No dia 12 de março de 2014, o cubano Orelvi Carrazana Lopez chegou à Unidade Básica de Saúde (UBS) São Tomé, na periferia de Viamão, para o seu primeiro dia de trabalho no programa Mais Médicos. Depois de mais de quatro anos, recebeu a ordem de deixar o atendimento devido ao desentendimento entre o presidente eleito, Jair Bolsonaro (PSL), e o regime socialista. Sentado no consultório onde costuma receber 30 pacientes por dia, resignou-se.
— Quando começou a campanha política, comentavam que, se Bolsonaro vencesse, poderia terminar o contrato porque ele não queria que parte do dinheiro dos médicos fosse para Cuba. Por isso, suspeitávamos. Mas não que fosse assim, de um dia para o outro — diz Lopez.
O médico de família especialista em cuidado intensivo e emergência está entre os 599 cubanos que, desde o anúncio do fim da parceria entre os governos brasileiro e cubano, está com o futuro em suspenso. O "doutor", como lhe chamam seus pacientes, sabe que terá de deixar a unidade, mas teme a desassistência de sua comunidade.
— Terminar assim, de um dia para o outro, deixar todos os atendimentos, com horário marcado... O povo está acostumado — lamenta Lopez.
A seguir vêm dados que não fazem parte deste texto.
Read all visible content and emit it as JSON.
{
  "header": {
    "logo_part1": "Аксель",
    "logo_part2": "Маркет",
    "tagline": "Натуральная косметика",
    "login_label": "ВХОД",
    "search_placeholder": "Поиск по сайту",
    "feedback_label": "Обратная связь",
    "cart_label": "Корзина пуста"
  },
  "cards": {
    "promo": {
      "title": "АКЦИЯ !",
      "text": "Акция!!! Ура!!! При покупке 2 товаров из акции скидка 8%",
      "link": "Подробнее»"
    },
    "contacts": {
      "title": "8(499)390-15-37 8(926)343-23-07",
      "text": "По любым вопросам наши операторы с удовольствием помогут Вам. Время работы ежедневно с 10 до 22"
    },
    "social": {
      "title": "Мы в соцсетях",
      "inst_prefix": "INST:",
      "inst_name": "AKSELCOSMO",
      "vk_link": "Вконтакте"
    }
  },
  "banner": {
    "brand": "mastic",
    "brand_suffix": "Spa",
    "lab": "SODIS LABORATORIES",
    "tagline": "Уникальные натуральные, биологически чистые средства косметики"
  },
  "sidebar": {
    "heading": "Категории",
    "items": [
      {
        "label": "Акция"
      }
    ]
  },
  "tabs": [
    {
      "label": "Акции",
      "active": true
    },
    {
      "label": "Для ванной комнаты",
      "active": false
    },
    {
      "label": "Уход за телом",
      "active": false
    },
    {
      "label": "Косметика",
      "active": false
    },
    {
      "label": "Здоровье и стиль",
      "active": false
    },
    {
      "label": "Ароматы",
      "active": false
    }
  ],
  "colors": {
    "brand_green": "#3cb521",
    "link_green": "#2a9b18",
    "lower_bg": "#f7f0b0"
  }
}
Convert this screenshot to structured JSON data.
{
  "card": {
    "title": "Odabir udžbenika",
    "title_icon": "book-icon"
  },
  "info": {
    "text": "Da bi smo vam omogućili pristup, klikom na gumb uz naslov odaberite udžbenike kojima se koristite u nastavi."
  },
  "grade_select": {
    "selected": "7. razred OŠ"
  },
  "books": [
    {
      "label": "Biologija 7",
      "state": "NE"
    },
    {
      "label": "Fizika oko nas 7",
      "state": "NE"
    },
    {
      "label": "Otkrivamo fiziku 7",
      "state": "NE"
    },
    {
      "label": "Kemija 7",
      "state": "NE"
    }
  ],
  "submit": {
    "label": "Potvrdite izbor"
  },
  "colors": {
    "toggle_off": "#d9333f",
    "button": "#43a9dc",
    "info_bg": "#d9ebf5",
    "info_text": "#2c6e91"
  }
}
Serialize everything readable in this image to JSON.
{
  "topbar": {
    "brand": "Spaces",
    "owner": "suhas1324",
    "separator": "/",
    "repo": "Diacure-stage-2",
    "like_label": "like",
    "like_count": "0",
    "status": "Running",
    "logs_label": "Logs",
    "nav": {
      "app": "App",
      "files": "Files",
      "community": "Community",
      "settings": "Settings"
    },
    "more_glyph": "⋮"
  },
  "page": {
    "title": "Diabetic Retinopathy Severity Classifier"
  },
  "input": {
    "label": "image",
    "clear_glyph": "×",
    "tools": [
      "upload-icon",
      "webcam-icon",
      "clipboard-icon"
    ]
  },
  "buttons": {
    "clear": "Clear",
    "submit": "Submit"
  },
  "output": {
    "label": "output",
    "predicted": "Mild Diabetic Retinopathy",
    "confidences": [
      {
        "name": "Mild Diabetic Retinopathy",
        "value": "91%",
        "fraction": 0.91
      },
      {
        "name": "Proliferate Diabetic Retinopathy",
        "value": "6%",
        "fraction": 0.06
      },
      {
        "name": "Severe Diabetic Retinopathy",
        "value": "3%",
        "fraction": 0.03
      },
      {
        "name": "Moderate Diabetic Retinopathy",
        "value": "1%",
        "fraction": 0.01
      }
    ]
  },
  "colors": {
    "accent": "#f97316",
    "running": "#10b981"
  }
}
Depois de receber o comunicado cubano sobre o encerramento do convênio, Lopez só tem duas certezas: a de que deixará a UBS até o Natal e a de que permanecerá no Brasil. Casado com a técnica em farmácia Milena Fernandes, pretende se submeter ao Revalida (exame que reconhece a formação de médicos estrangeiros, permitindo a eles inscrever-se para trabalhar no país) e procurar um emprego em alguma instituição de saúde. Dentre os caribenhos, leva a vantagem de possuir a nacionalidade local para permanecer no país.
Antes de se mudar para Viamão — hoje, mora com a mulher no bairro Petrópolis, em Porto Alegre —, Lopez trabalhava em um hospital na cidade de Cienfuegos, na região central de Cuba. Pelo telefone, recebeu o convite para participar do Mais Médicos como uma possibilidade de vir para o Brasil, que sempre sonhou conhecer.
Dos R$ 11.865 despendidos pelo Ministério da Saúde pelo seu serviço, Lopez vê R$ 2.996 caírem em sua conta a cada mês. Apesar do abate, garante que não se importa — o repasse para o regime está previsto no contrato assinado em Cuba antes do embarque, intermediado pela cooperação com a Organização Panamericana da Saúde (Opas).
Sem familiares no Brasil, o cubano abasteceu-se do afeto estabelecido com os colegas de UBS e os pacientes. Na parede do consultório, exibe um esqueleto que ganhou em um Halloween. No celular, coleciona fotos e vídeos das surpresas que recebeu nos últimos anos. Para ele, a mais marcante ocorreu em 6 de agosto de 2016, dia de seu aniversário de 44 anos. Para comemorá-lo, a equipe chamou um telemensagem — em Cuba, Lopez nunca vira coisa parecida.
— Hoje, viemos homenagear alguém especial. É você, doutor Orelvi. Que você continue sendo especial em nossas vidas e conquistando o seu espaço nesse mundo — dizia a mensagem publicada em seu Facebook com a legenda "Un dia tan especial para mi".
No ano seguinte, recebeu de pacientes três bolos de aniversário — um deles, dado por um grupo de idosos para quem oferecia palestras sobre saúde — levava a sua foto. Era uma maneira de agradecer à proximidade estabelecida por Lopez aos pacientes — uma das suas primeiras medidas foi transferir a cadeira do lado oposto da mesa para o seu lado.
— Sempre falei para a minha equipe: você tem de atender o paciente como gostaria de ser atendido — orienta o médico.
Sobre a crise entre Brasil e Cuba, prefere não opiniar. Lopez diz não gostar de política. O seu negócio é a saúde:
— O programa foi muito bom porque muitos pacientes estavam sem atendimento antes... Havia grande necessidade, especialmente para a população carente.
Nesta sexta-feira (16), na sala de espera da UBS, uma de suas pacientes buscava um encaixe na agenda. A aposentada Janete Felipe, 52 anos, queria se despedir do "doutor cubano":
— Fique espantada com a notícia. Estou torcendo para ele não vá.